[CentOS] clustering and load balancing Apache

Wed Feb 11 15:52:06 UTC 2009
J Potter <jpotter-centos at codepuppy.com>

Look at pound: http://www.apsis.ch/pound/

If you are concerned about traffic volume, you might consider running  
squid as a transparent proxy in front of pound. I.e.:

request -> squid -> pound -> apache

Where squid will return the response for everything marked as  
cacheable and still fresh; and pound will take care of load balancing  
to apache. (Pound can inspect/insert cookies to send visitors to the  
same back-end node on subsequent requests.) On some of our setups,  
squid responds to 98% of the requests coming in, and is able to  
respond to an extremely insane high volume of requests. Other list  
users might be able to provide good stats as to what sort of volume  
they can support. (I'd be curious to hear what others have seen...)

For HA:
	- 2 instances of squid, active/standby or active/active (i.e. two IP  
address in DNS for the public hostname, and have each squid instance  
pick up the others during failure).
	- 2 instances of pound, active/standby
	- N instances of apache

Re: replication of content on your apache nodes, another poster  
suggested drbd. From my understanding, I do not think this is  
possible, since only one node can mount the drbd volume at a time. If  
you have shared data that needs to be seen across apache nodes, either  
stick it in SQL or mount an NFS volume across the nodes. (But then you  
have NFS in the picture, which might not be so good.)

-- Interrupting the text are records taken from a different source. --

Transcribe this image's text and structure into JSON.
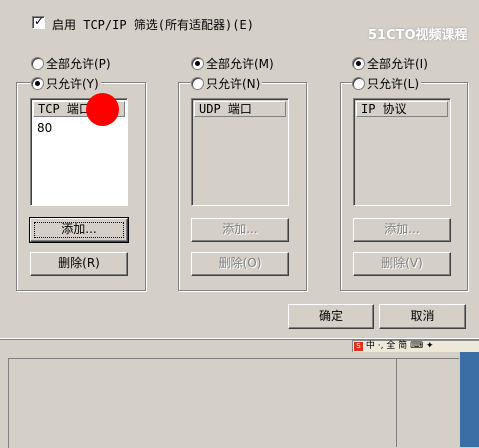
{
  "header": {
    "enable_filter_label": "启用 TCP/IP 筛选(所有适配器)(E)",
    "enable_filter_checked": true
  },
  "watermark": {
    "text": "51CTO视频课程"
  },
  "tcp": {
    "permit_all_label": "全部允许(P)",
    "permit_only_label": "只允许(Y)",
    "selected": "permit_only",
    "list_header": "TCP 端口",
    "ports": [
      "80"
    ],
    "add_label": "添加...",
    "remove_label": "删除(R)"
  },
  "udp": {
    "permit_all_label": "全部允许(M)",
    "permit_only_label": "只允许(N)",
    "selected": "permit_all",
    "list_header": "UDP 端口",
    "add_label": "添加...",
    "remove_label": "删除(O)"
  },
  "ip": {
    "permit_all_label": "全部允许(I)",
    "permit_only_label": "只允许(L)",
    "selected": "permit_all",
    "list_header": "IP 协议",
    "add_label": "添加...",
    "remove_label": "删除(V)"
  },
  "footer": {
    "ok_label": "确定",
    "cancel_label": "取消"
  },
  "ime_bar": {
    "text": "中 ·, 全 简"
  },
  "colors": {
    "dialog_bg": "#d4d0c8",
    "cursor_marker": "#ff0000",
    "desktop_blue": "#3a6ea5"
  }
}
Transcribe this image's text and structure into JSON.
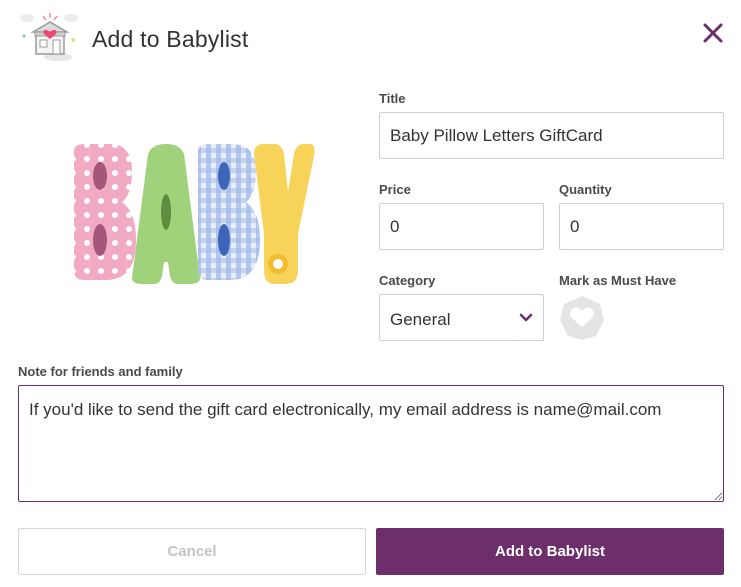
{
  "modal": {
    "title": "Add to Babylist"
  },
  "product": {
    "image_alt": "BABY"
  },
  "form": {
    "title_label": "Title",
    "title_value": "Baby Pillow Letters GiftCard",
    "price_label": "Price",
    "price_value": "0",
    "quantity_label": "Quantity",
    "quantity_value": "0",
    "category_label": "Category",
    "category_value": "General",
    "must_have_label": "Mark as Must Have",
    "note_label": "Note for friends and family",
    "note_value": "If you'd like to send the gift card electronically, my email address is name@mail.com"
  },
  "actions": {
    "cancel_label": "Cancel",
    "add_label": "Add to Babylist"
  },
  "icons": {
    "logo": "babylist-store-logo",
    "close": "close-icon",
    "chevron": "chevron-down-icon",
    "must_have": "heart-icon"
  },
  "colors": {
    "brand": "#6d2f6b",
    "border": "#cfcfcf",
    "text": "#333333",
    "cancel_text": "#c4c4c4"
  }
}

If your apache code is constant, then have a master apache node and  
write a shell script that runs rsync to push code changes out to the  
other instances.

It's hard to get very specific about what's best for your setup  
without know the specifics of things like the data sync needs on the  
apache nodes, so take all of this with a grain of salt -- or as a  
default starting place.

best,
Jeff